Doch auch die Retter profitieren in Form einer soliden Ausbildung, die ihnen sogar berufliche Perspektiven eröffnet, freiem Eintritt in den Bädern in Dahme und Wahlsdorf und einer in der Gemeinschaft Gleichgesinnter erlebten, sinnvollen Freizeitbeschäftigung.

Das beste Beispiel dafür ist Truglitschkas Stellvertreter Steffen Rose, der vor acht Jahren zur Wasserwacht kam und inzwischen als Rettungsassistent sein Hobby zum Beruf gemacht hat. Als Ausbilder für Rettungsschwimmer gibt er nicht nur sein Wissen an Jüngere weiter, sondern auch seine Begeisterung des für ihn „schönsten Hobbys“: Da zu sein, wenn andere Hilfe brauchen.

Alle eint der selbe „Defekt“: Das Helfer-Syndrom

So sehr Truglitschka, der aus Schwedt stammt und vor fünf Jahren als bereits ausgebildeter Trainer für Rettungsschwimmer nach Dahme kam, das eigene Metier am Herzen liegt, so sehr sieht er die Wasserwacht nur als Teil der weitaus vielseitigeren DRK-Arbeit. „Lange hat man in Dahme beim Stichwort DRK nur die Wasserwacht wahrgenommen. Aber in Wirklichkeit gibt es viel mehr, was wir jetzt auch verstärkt in die Öffentlichkeit tragen wollen“, sagt er. „Was uns eint, ist derselbe genetische Defekt, nämlich das Helfersyndrom, egal ob wir im Sanitätsdienst, beim Blutspendedienst, in der Katastrophenschutz-Bereitschaft, im Verpflegungsdienst oder eben als Rettungsschwimmer tätig sind. Die Kinder und Jugendlichen, die bei uns mitarbeiten, sind spürbar anders drauf als ihre Altersgenossen.“ Das Thema Sozialkompetenz werde dort nicht bloß theoretisch abgehandelt, sondern im Miteinander und im Training erworben. „Im Team zu arbeiten, dabei auch das eigene Köpfchen einzuschalten ist die Grundlage unserer Arbeit. Die Stärke der Jugend ist, dass sie sich bei alledem trotzdem traut, Neues und sich selbst auszuprobieren“, sagt Truglitschka.

Verantwortung in die eigenen Hände nehmen

Dass das am besten funktioniert, wenn die Mitglieder ein Mitspracherecht, Gestaltungsfreiraum und auch genug Spaß haben, gehört zu den Grundüberzeugungen im Ortsverbands-Vorstand. „Gemessen an der bisherigen Praxis hat sich die Führungsebene weit geöffnet und Verantwortung abgegeben“, sagt Truglitschka, der als Beispiel die im Vorjahr gegründete Jugend-Rot-Kreuz-Gruppe nennt, die von der 18-jährigen Rebecca Krüger selbstständig geleitet wird. „Der Erfolg gibt uns Recht“, sagt der Ortsverbands-Chef.

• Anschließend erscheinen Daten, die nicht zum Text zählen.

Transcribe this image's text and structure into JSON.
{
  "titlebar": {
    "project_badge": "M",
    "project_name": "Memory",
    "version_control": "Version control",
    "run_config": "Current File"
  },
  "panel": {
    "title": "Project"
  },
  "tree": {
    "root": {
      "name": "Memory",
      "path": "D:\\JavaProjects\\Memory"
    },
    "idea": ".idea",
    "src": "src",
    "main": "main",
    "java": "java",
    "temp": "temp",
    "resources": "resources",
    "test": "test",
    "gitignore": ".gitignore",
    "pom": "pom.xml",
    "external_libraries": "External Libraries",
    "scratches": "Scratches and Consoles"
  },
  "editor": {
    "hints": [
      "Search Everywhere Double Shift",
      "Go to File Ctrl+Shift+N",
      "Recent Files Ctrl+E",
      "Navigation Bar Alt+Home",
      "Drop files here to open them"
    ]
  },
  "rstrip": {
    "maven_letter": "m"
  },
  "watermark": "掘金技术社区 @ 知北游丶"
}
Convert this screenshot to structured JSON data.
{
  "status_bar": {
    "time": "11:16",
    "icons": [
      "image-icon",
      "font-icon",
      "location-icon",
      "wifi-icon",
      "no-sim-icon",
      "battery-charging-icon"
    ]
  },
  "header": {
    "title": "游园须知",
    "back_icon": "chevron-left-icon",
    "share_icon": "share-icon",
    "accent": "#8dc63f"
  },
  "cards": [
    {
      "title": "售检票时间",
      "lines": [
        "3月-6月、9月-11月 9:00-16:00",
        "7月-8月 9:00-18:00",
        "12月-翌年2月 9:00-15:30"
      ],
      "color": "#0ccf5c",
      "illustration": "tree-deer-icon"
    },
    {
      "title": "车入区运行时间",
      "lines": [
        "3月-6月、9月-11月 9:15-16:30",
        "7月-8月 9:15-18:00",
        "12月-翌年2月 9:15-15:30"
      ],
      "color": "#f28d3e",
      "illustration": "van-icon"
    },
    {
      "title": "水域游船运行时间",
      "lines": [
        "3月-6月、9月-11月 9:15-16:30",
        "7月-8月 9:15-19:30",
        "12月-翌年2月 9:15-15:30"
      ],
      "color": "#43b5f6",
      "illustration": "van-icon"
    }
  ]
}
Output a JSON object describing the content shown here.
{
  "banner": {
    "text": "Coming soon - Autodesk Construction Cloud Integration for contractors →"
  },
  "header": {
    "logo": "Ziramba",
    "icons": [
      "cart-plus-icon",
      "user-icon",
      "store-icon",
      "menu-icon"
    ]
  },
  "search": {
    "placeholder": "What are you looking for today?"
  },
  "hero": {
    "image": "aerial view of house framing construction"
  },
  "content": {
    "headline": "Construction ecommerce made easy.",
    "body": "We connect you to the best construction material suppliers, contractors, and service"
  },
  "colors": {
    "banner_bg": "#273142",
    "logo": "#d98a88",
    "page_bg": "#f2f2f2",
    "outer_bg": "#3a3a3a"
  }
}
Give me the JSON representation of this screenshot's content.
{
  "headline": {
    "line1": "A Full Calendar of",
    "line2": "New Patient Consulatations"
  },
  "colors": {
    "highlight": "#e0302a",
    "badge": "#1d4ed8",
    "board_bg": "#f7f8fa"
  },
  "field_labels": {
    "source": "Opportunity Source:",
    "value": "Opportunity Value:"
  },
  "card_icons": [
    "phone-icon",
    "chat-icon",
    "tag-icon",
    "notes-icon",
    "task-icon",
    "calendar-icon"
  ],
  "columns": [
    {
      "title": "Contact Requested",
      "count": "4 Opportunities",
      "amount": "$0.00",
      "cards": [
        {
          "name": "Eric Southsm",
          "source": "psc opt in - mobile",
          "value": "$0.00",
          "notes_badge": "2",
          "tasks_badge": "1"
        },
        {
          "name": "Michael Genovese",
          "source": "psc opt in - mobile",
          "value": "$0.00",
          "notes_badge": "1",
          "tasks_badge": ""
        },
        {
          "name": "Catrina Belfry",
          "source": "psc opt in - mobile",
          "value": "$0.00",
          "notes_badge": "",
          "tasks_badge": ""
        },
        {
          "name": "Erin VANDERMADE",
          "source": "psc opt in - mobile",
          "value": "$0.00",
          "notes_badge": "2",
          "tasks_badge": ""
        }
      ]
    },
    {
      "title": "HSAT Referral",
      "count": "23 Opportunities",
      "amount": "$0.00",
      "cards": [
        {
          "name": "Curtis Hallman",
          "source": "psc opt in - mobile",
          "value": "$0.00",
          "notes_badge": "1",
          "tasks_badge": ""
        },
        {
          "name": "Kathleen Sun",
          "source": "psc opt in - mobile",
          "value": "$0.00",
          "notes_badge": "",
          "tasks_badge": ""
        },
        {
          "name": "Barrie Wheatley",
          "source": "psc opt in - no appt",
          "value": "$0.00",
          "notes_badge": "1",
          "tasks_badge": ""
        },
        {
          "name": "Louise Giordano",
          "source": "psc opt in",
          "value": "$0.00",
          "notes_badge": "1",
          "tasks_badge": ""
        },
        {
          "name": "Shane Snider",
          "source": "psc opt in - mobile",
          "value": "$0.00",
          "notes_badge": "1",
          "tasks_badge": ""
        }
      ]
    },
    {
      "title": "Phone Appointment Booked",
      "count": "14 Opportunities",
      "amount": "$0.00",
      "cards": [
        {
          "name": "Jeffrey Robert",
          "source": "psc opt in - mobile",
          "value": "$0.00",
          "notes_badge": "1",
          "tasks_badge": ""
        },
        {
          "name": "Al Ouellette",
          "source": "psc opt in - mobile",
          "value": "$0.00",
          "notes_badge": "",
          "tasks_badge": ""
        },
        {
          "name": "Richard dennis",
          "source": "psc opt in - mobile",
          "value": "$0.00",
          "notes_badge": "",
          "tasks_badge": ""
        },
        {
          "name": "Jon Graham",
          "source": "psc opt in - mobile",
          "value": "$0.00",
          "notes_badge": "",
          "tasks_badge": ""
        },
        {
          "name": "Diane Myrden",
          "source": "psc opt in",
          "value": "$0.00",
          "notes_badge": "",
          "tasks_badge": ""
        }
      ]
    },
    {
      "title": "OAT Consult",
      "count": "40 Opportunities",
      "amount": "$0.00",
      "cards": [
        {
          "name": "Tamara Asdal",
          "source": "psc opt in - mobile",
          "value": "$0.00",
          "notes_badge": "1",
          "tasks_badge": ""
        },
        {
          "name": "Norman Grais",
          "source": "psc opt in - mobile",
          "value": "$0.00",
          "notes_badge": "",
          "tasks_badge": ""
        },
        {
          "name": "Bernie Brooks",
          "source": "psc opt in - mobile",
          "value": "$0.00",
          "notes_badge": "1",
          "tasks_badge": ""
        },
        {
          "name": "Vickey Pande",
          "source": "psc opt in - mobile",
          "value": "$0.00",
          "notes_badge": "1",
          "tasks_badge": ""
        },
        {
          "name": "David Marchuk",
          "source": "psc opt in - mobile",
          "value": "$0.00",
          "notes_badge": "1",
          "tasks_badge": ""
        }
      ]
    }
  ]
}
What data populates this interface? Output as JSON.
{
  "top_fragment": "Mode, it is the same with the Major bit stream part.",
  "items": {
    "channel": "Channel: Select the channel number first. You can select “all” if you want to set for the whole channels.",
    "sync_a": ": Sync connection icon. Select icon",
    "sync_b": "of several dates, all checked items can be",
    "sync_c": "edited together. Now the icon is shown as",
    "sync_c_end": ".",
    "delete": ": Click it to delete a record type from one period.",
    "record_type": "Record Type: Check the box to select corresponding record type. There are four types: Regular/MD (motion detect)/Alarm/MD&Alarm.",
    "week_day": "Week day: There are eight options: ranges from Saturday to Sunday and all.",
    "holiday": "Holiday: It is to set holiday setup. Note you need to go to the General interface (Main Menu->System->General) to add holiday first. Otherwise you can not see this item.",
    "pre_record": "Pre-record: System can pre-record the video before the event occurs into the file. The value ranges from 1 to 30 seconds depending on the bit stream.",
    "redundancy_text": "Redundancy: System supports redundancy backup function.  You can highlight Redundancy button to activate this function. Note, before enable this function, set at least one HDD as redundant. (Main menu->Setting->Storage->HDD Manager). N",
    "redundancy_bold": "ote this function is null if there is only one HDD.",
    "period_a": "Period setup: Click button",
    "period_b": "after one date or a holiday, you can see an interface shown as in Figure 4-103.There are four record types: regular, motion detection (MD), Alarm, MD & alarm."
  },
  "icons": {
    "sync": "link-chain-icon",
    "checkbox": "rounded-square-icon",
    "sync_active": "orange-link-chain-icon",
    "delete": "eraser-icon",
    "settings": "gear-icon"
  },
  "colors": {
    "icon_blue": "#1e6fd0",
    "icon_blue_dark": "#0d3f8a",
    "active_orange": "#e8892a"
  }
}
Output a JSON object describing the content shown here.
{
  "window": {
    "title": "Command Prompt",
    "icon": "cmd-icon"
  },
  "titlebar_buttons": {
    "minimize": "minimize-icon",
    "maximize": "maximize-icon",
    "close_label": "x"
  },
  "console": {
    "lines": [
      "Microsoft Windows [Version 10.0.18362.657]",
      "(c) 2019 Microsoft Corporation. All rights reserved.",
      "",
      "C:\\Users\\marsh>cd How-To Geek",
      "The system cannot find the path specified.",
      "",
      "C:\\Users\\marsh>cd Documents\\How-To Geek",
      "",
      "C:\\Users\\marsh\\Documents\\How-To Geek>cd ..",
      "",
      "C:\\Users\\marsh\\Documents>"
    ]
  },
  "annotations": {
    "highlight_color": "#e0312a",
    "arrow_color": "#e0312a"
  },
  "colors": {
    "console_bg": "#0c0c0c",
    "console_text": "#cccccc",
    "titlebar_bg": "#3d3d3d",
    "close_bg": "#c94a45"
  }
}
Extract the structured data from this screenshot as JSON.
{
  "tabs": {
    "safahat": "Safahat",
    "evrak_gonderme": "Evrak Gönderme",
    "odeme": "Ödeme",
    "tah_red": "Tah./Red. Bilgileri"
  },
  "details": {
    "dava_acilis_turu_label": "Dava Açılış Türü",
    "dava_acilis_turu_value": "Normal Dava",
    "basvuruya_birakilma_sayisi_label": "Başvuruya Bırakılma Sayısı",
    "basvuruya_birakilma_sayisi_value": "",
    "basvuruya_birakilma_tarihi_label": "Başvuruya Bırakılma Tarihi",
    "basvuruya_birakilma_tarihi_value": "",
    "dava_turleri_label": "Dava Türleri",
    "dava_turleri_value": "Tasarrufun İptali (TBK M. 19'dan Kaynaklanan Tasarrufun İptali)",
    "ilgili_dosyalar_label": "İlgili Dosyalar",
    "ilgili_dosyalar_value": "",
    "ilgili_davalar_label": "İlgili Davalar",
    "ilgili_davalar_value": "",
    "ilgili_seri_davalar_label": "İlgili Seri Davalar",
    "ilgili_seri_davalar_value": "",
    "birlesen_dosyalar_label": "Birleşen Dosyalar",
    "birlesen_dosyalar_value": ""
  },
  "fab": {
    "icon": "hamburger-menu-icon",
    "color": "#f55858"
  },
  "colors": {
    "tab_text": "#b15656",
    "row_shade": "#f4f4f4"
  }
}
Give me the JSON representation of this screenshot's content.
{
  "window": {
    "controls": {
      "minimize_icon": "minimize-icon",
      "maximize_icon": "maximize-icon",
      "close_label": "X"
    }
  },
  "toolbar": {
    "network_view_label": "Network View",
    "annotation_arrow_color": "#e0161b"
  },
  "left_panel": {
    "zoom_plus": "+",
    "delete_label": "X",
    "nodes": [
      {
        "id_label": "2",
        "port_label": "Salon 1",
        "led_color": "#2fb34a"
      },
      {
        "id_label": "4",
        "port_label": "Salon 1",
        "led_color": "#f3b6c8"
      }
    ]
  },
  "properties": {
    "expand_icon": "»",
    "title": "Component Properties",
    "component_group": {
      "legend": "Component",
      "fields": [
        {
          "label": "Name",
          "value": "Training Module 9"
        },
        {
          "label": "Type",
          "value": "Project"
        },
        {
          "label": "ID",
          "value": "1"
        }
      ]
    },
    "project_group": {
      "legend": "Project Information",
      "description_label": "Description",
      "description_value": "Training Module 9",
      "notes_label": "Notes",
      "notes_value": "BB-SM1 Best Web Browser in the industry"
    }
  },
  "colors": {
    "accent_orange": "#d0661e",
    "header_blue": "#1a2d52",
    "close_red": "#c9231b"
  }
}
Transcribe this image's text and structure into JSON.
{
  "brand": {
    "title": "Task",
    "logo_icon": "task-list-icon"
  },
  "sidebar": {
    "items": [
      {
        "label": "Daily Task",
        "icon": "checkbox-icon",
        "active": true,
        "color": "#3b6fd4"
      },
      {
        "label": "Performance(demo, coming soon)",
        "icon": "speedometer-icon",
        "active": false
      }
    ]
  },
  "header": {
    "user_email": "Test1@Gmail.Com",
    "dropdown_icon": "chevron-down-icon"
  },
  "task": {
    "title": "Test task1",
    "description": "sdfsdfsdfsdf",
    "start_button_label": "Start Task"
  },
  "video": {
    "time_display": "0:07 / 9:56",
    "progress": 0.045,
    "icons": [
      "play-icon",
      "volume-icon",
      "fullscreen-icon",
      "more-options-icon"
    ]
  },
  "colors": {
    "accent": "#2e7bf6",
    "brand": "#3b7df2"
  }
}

Auf das große DRK-Zeltlager, das, wie in jedem Jahr, im Sommer im Dahmer Freibad stattfinden wird, freuen sich Truglitschka und Rose schon jetzt. Neben Trainingselementen aller Einsatzgruppen wird dann vor allem die Gemeinsamkeit im Vordergrund stehen.

Sinnvolle Freizeitbeschäftigung

An Möglichkeiten zum Mittun bietet Dahmes DRK neben der Wasserwacht eine Sanitäts-, eine Verpflegungs- und eine Katastrohenschutzeinheit sowie die Blutspendegruppe.

Immer auf der Suche st man deshalb nach neuen Mitgliedern, die, je nach Interessenslage und verfügbarer Zeit, in einer oder mehreren Gruppen tätig sein können.

Mitglied werden kann man bereits ab dem 6. Lebensjahr.

Derzeit besteht der Ortsverband aus 60 aktiven, sowie rund 100 Fördermitgliedern.